I am trying to run multi-gpu inference for LLAMA 2 7B. I am running on NVIDIA RTX A6000 gpu’s, so the model should fit on a single gpu. I ran set the accelerate config file as follows:
Which type of machine are you using?
multi-GPU
How many different machines will you use (use more than 1 for multi-node training)? [1]:
Should distributed operations be checked while running for errors?

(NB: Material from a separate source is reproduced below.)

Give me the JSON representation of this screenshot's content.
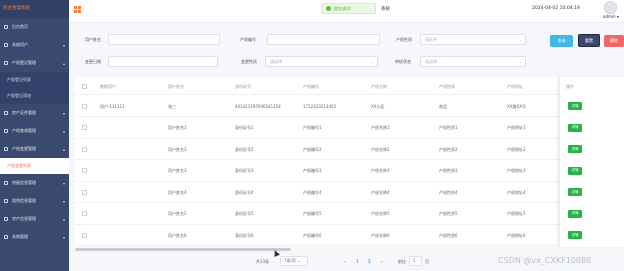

This can avoid timeout issues but will be slower. [yes/NO]:
Do you wish to optimize your script with torch dynamo?[yes/NO]:
Do you want to use DeepSpeed? [yes/NO]:
Do you want to use FullyShardedDataParallel? [yes/NO]:
Do you want to use Megatron-LM ? [yes/NO]:
How many GPU(s) should be used for distributed training? [1]:2
What GPU(s) (by id) should be used for training on this machine as a comma-seperated list? [all]:4,5,6,7
I run with accelerate launch and get the following memory error:
torch.cuda.OutOfMemoryError: CUDA out of memory. Tried to allocate 25.10 GiB. GPU 0 has a total capacty of 47.54 GiB of which 21.88 GiB is free. Including non-PyTorch memory, this process has 25.65 GiB memory in use. Of the allocated memory 25.23 GiB is allocated by PyTorch, and 12.97 MiB is reserved by PyTorch but unallocated. If reserved but unallocated memory is large try setting max_split_size_mb to avoid fragmentation. See documentation for Memory Management and PYTORCH_CUDA_ALLOC_CONF
triggered by the line
model, dataloader = accelerator.prepare(model, dataloader)
Why is this happening? I set the dataloader to be a trivially small dataset. So given that, the GPU has capcity 49140 MB and Llama 2 7B is about 13500 MB, so I should not be having issues with memory.